Significant advancements have been announced by the firm in its Q2 2024 reports. Despite guiding to the lower end of their 2024 target of 550,000 to 650,000 pounds, Lost Creek operations showed a quarter-over-quarter rise in output, with 70,679 pounds collected, 64,170 pounds dried and packaged, and 70,390 pounds transported.
The engineering and construction work at Shirley Basin is progressing, and the placement of monitor wells is proceeding as planned. The CEO, John W. Cash, stated in his latest letter to shareholders that in Q1 2026, Ur-Energy hopes to have the Shirley Basin project operational, tripling its operations and increasing capacity to 2.2 million pounds annually. The strategy of the satellite plant will reduce expenses and improve profits, resulting in an increase in cash flow.
With a gross profit margin of around 32%, the company made $4.6 million in revenue by selling 75,000 pounds of U3O8 for $61.65 per pound. Hence, revenue visibility is provided by recent contracts and sales agreements, with an anticipated increase in output.

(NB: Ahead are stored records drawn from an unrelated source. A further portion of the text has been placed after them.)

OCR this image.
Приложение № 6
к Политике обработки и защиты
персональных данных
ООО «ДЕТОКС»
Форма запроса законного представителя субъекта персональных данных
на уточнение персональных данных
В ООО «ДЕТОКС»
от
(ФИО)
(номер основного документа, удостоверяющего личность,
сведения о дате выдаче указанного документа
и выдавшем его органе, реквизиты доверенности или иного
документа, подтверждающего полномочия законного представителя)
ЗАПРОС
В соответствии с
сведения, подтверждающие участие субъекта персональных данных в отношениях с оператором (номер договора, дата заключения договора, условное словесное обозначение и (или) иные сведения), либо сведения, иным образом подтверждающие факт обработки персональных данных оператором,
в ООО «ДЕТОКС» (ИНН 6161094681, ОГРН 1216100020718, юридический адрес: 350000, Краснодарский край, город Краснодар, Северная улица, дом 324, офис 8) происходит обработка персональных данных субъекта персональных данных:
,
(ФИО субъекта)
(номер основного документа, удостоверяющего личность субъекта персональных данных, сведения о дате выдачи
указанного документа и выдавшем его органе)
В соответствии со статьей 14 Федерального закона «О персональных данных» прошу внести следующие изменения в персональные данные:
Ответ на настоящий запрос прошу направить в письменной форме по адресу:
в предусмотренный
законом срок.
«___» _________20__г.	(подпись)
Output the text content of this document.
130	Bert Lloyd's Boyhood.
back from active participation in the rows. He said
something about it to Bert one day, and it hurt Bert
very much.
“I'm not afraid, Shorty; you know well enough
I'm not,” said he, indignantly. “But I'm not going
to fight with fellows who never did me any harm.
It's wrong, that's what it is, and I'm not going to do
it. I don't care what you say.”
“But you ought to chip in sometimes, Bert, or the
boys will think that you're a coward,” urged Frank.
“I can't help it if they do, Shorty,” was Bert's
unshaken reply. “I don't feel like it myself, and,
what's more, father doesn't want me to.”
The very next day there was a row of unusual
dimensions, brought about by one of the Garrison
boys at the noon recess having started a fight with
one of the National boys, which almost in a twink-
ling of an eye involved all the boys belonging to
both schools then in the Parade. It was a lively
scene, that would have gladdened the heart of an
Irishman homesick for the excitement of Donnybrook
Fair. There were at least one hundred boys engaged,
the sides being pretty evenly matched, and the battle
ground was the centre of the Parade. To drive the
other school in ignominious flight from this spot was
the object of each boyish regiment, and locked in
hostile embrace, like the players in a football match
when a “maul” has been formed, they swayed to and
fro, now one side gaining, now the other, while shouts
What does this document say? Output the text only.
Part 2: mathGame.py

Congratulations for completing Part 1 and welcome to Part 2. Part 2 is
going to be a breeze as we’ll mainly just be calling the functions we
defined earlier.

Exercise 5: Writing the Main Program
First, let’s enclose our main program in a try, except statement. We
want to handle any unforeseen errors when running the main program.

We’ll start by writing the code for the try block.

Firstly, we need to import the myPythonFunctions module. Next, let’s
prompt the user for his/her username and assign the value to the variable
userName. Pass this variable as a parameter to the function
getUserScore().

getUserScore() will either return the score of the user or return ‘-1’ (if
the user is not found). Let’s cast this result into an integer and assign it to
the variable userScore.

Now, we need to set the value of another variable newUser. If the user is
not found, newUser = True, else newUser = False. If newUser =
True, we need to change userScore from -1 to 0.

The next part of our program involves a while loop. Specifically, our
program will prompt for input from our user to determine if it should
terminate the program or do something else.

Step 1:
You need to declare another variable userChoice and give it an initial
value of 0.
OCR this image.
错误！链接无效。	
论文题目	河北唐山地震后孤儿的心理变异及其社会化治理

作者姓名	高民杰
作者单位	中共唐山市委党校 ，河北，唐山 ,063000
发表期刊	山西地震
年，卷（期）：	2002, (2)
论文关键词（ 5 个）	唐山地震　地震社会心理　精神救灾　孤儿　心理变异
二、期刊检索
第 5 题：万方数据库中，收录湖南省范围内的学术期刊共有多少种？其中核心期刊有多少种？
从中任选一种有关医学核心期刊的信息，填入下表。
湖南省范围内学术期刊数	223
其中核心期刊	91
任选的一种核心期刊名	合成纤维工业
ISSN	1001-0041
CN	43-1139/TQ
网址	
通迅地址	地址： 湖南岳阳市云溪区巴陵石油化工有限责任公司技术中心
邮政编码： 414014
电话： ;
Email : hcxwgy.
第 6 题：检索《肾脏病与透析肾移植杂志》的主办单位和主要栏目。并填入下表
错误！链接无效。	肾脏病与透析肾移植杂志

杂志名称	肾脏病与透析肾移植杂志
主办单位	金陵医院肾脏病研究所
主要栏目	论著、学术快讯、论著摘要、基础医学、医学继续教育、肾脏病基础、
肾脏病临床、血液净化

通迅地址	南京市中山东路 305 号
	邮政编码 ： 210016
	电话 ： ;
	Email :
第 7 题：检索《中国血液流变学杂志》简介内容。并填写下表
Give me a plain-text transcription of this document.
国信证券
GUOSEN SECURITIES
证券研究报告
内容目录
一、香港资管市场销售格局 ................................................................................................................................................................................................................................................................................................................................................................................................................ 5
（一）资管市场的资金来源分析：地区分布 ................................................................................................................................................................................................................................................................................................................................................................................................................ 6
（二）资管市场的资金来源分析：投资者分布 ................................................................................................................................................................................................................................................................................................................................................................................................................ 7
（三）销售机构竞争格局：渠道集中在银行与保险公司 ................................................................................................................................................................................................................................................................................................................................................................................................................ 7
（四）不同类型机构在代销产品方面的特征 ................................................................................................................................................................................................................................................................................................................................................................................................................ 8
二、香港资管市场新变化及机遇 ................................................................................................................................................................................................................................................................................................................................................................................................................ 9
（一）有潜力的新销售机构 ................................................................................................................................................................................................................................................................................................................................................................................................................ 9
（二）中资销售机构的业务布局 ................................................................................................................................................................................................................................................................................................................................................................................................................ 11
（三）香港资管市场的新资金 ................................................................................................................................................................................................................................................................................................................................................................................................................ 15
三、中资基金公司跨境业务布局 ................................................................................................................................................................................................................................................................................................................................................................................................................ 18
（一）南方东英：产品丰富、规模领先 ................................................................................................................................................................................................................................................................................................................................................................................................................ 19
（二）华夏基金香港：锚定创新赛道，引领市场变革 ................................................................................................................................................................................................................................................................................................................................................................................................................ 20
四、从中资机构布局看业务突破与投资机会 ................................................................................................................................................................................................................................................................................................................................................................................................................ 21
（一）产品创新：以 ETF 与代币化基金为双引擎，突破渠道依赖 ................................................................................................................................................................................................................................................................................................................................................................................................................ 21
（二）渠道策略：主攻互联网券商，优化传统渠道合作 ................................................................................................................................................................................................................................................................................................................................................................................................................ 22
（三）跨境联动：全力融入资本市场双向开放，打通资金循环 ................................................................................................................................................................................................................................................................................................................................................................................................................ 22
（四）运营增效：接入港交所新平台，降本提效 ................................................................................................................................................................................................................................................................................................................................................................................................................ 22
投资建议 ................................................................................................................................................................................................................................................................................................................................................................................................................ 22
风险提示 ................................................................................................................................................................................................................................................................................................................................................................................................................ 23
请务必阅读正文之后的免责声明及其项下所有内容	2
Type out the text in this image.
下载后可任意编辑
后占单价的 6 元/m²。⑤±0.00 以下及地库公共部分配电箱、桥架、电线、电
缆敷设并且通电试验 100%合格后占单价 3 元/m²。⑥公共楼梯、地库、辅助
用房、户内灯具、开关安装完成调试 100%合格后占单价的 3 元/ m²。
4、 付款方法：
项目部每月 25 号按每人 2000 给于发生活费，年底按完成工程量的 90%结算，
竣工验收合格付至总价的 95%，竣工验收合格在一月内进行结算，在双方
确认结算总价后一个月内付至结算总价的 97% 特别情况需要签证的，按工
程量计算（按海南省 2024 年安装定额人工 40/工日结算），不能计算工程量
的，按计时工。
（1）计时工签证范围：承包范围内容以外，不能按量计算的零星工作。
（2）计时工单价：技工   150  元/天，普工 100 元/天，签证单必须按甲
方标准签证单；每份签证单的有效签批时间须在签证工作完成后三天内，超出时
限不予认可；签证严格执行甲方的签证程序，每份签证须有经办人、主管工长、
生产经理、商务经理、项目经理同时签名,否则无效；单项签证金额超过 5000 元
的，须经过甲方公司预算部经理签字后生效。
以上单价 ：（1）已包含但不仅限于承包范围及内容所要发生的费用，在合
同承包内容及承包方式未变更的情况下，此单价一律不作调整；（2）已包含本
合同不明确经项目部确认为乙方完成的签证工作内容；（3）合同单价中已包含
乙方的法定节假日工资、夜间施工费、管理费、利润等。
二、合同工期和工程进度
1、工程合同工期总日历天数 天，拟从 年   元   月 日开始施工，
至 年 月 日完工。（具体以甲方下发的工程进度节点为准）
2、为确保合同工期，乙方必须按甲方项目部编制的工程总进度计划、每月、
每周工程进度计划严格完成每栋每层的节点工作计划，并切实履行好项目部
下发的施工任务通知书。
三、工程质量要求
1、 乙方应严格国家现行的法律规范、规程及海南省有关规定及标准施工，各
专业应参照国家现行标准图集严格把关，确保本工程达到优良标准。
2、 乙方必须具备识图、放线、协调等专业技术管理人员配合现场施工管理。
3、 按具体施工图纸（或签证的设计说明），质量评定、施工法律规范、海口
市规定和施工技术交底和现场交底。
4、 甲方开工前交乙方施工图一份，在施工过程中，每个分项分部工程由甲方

Ur-Energy projects $33.1 million in sales revenue for 2024. In 2025, 730,000 pounds of U3O8 will be delivered as part of future obligations; additional agreements will guarantee up to 100,000 pounds a year between 2026 and 2029. These commitments, together with projected price rises for uranium, put Ur-Energy in a favorable position for increased revenue growth and shareholder value.
URG celebrated an incredible yearly revenue increase, surging by 92947.37% to 17.68 million from $0.02 million in 2023. Ur-Energy’s existing manufacturing base in the United States, low operating costs, and capacity to rapidly scale up supply put it in a favorable position to profit from this market. With $61.3 million in cash and cash equivalents as of Q2 2024 and no debt at the end of the quarter, URG continues to maintain a strong balance sheet. Since 2022, the company has signed six multi-year sales contracts, and management is still aggressively looking to sign more deals. Solid demand for US-sourced items is expected, potentially at a premium over foreign materials.
Ur-Energy is a reputable, low-cost manufacturer with an appeal to US jurisdiction. This means that the Ur-Energy Company has demonstrated its capacity to manufacture uranium at a cheap cost, enabling it to maintain a profit even in the event that uranium prices decline. With an average cost per pound sold of $28 and an average price per pound sold into term contracts of $60.45 over the final two quarters of 2023, the average gross profit per pound sold came to $32.41, with an average gross profit margin of about 54%. Ur-Energy’s U.S. assets are also appealing to consumers looking for dependable domestic uranium sources in the face of supply chain issues, which makes its production even more appealing. This is especially true in light of the current international conflicts affecting Russian uranium supplies.
The operational difficulties that come with scaling up production and outside factors that affect uranium prices and market dynamics are among the risks. Ur-Energy’s potential as a strategic investment in the nuclear energy sector is highlighted by its proactive approach to handling risks and utilization of its operational strengths.
In summary, for investors looking to gain investment in the uranium industry, Ur-Energy is an excellent pick. Ur-Energy has the opportunity to take advantage of the rising demand for nuclear energy due to its sound operations, good financial health, and strategic positioning. This presents significant long-term growth potential in the clean energy industry.